For his senior thesis in architecture at Princeton, Paul Roberts ’85 created architectural plans for redesigning a historically African American church. Three decades later, Roberts is engaged in another redesign project as he forges a fresh approach to seminary education.
As president of the Johnson C. Smith Theological Seminary in Atlanta, the only historically black seminary of the Presbyterian Church, Roberts is making the training of ministers more accessible and practical. These days, people are less inclined to uproot their lives to commit to a residential, three-year seminary program, Roberts says. He’s also making the program affordable. “You shouldn’t have to pay up the wazoo to serve the church and the community,” he says. The seminary has had no formal campus since 2014. Courses are offered online and at satellite locations for less than $400 each.

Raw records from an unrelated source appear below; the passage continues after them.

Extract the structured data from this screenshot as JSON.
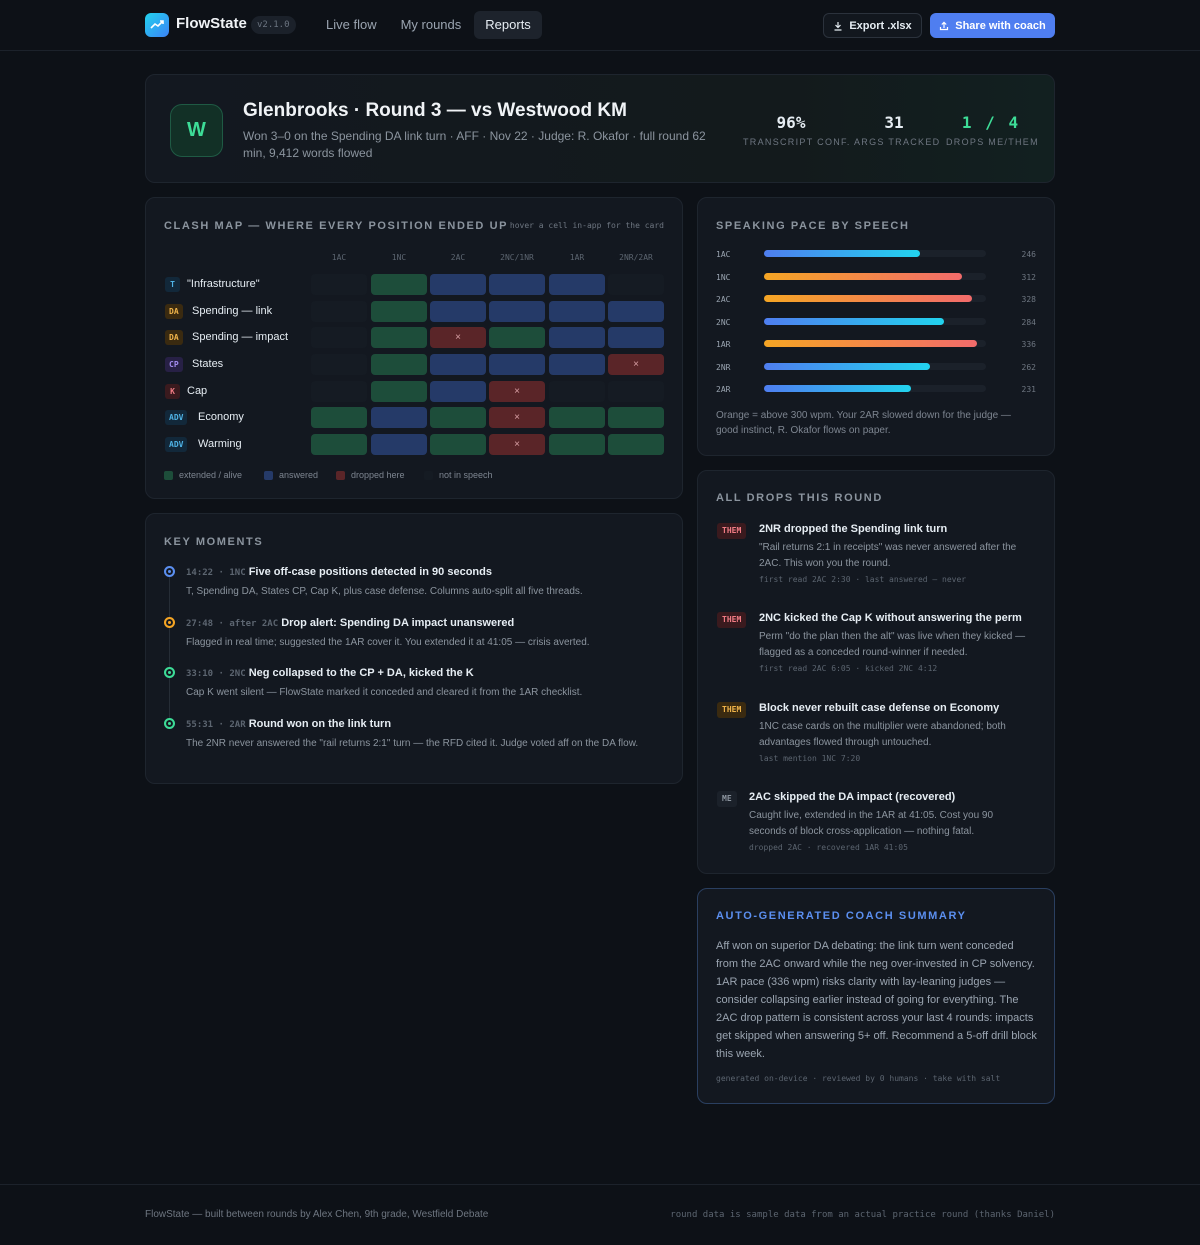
{
  "app": {
    "name": "FlowState",
    "version": "v2.1.0",
    "nav": [
      "Live flow",
      "My rounds",
      "Reports"
    ],
    "active_nav": "Reports",
    "export_label": "Export .xlsx",
    "share_label": "Share with coach",
    "accent": "#4f7ef0"
  },
  "hero": {
    "avatar": "W",
    "title": "Glenbrooks · Round 3 — vs Westwood KM",
    "subtitle": "Won 3–0 on the Spending DA link turn · AFF · Nov 22 · Judge: R. Okafor · full round 62 min, 9,412 words flowed",
    "stats": [
      {
        "value": "96%",
        "label": "Transcript conf."
      },
      {
        "value": "31",
        "label": "Args tracked"
      },
      {
        "value": "1 / 4",
        "label": "Drops me/them"
      }
    ]
  },
  "clash": {
    "title": "Clash map — where every position ended up",
    "hint": "hover a cell in-app for the card",
    "columns": [
      "1AC",
      "1NC",
      "2AC",
      "2NC/1NR",
      "1AR",
      "2NR/2AR"
    ],
    "rows": [
      {
        "tag": "T",
        "name": "\"Infrastructure\"",
        "cells": [
          "none",
          "ext",
          "ans",
          "ans",
          "ans",
          "none"
        ]
      },
      {
        "tag": "DA",
        "name": "Spending — link",
        "cells": [
          "none",
          "ext",
          "ans",
          "ans",
          "ans",
          "ans"
        ]
      },
      {
        "tag": "DA",
        "name": "Spending — impact",
        "cells": [
          "none",
          "ext",
          "drop",
          "ext",
          "ans",
          "ans"
        ]
      },
      {
        "tag": "CP",
        "name": "States",
        "cells": [
          "none",
          "ext",
          "ans",
          "ans",
          "ans",
          "drop"
        ]
      },
      {
        "tag": "K",
        "name": "Cap",
        "cells": [
          "none",
          "ext",
          "ans",
          "drop",
          "none",
          "none"
        ]
      },
      {
        "tag": "ADV",
        "name": "Economy",
        "cells": [
          "ext",
          "ans",
          "ext",
          "drop",
          "ext",
          "ext"
        ]
      },
      {
        "tag": "ADV",
        "name": "Warming",
        "cells": [
          "ext",
          "ans",
          "ext",
          "drop",
          "ext",
          "ext"
        ]
      }
    ],
    "drop_mark": "×",
    "legend": [
      {
        "key": "ext",
        "label": "extended / alive"
      },
      {
        "key": "ans",
        "label": "answered"
      },
      {
        "key": "drop",
        "label": "dropped here"
      },
      {
        "key": "none",
        "label": "not in speech"
      }
    ]
  },
  "pace": {
    "title": "Speaking pace by speech",
    "speeches": [
      {
        "label": "1AC",
        "wpm": 246,
        "value": "246"
      },
      {
        "label": "1NC",
        "wpm": 312,
        "value": "312"
      },
      {
        "label": "2AC",
        "wpm": 328,
        "value": "328"
      },
      {
        "label": "2NC",
        "wpm": 284,
        "value": "284"
      },
      {
        "label": "1AR",
        "wpm": 336,
        "value": "336"
      },
      {
        "label": "2NR",
        "wpm": 262,
        "value": "262"
      },
      {
        "label": "2AR",
        "wpm": 231,
        "value": "231"
      }
    ],
    "threshold_wpm": 300,
    "note": "Orange = above 300 wpm. Your 2AR slowed down for the judge — good instinct, R. Okafor flows on paper."
  },
  "moments": {
    "title": "Key moments",
    "items": [
      {
        "time": "14:22",
        "speech": "1NC",
        "headline": "Five off-case positions detected in 90 seconds",
        "body": "T, Spending DA, States CP, Cap K, plus case defense. Columns auto-split all five threads.",
        "color": "#5b8ff0"
      },
      {
        "time": "27:48",
        "speech": "after 2AC",
        "headline": "Drop alert: Spending DA impact unanswered",
        "body": "Flagged in real time; suggested the 1AR cover it. You extended it at 41:05 — crisis averted.",
        "color": "#f5a524"
      },
      {
        "time": "33:10",
        "speech": "2NC",
        "headline": "Neg collapsed to the CP + DA, kicked the K",
        "body": "Cap K went silent — FlowState marked it conceded and cleared it from the 1AR checklist.",
        "color": "#3ddc97"
      },
      {
        "time": "55:31",
        "speech": "2AR",
        "headline": "Round won on the link turn",
        "body": "The 2NR never answered the \"rail returns 2:1\" turn — the RFD cited it. Judge voted aff on the DA flow.",
        "color": "#3ddc97"
      }
    ]
  },
  "drops": {
    "title": "All drops this round",
    "items": [
      {
        "tag": "THEM",
        "title": "2NR dropped the Spending link turn",
        "body": "\"Rail returns 2:1 in receipts\" was never answered after the 2AC. This won you the round.",
        "meta": "first read 2AC 2:30  ·  last answered — never"
      },
      {
        "tag": "THEM",
        "title": "2NC kicked the Cap K without answering the perm",
        "body": "Perm \"do the plan then the alt\" was live when they kicked — flagged as a conceded round-winner if needed.",
        "meta": "first read 2AC 6:05  ·  kicked 2NC 4:12"
      },
      {
        "tag": "THEM",
        "title": "Block never rebuilt case defense on Economy",
        "body": "1NC case cards on the multiplier were abandoned; both advantages flowed through untouched.",
        "meta": "last mention 1NC 7:20"
      },
      {
        "tag": "ME",
        "title": "2AC skipped the DA impact (recovered)",
        "body": "Caught live, extended in the 1AR at 41:05. Cost you 90 seconds of block cross-application — nothing fatal.",
        "meta": "dropped 2AC  ·  recovered 1AR 41:05"
      }
    ]
  },
  "summary": {
    "title": "Auto-generated coach summary",
    "body": "Aff won on superior DA debating: the link turn went conceded from the 2AC onward while the neg over-invested in CP solvency. 1AR pace (336 wpm) risks clarity with lay-leaning judges — consider collapsing earlier instead of going for everything. The 2AC drop pattern is consistent across your last 4 rounds: impacts get skipped when answering 5+ off. Recommend a 5-off drill block this week.",
    "footer": "generated on-device  ·  reviewed by 0 humans  ·  take with salt"
  },
  "footer": {
    "left": "FlowState — built between rounds by Alex Chen, 9th grade, Westfield Debate",
    "right": "round data is sample data from an actual practice round (thanks Daniel)"
  }
}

Roberts never planned to work in the church. After Princeton, he moved to New York City and landed a position in advertising, eventually working at several firms in the field for the next decade. But he began to feel a void.
He read stacks of career manuals and started attending church. It was among the pews that he found a home. He and his then-fiancée moved to Atlanta, where Roberts earned a master’s of divinity degree at the seminary he now is reshaping. Both thought his turn to religion as a career “would be a phase, that it would pass,” he says. But for 13 years he has served as minister of a small congregation in Atlanta, and in 2010 he began running the seminary, which currently offers 20 courses and two certificate programs.
One of Roberts’ biggest challenges is addressing the concerns of those who are wary of a non-traditional model for a seminary. But he is undaunted: “I love this time of radical change.”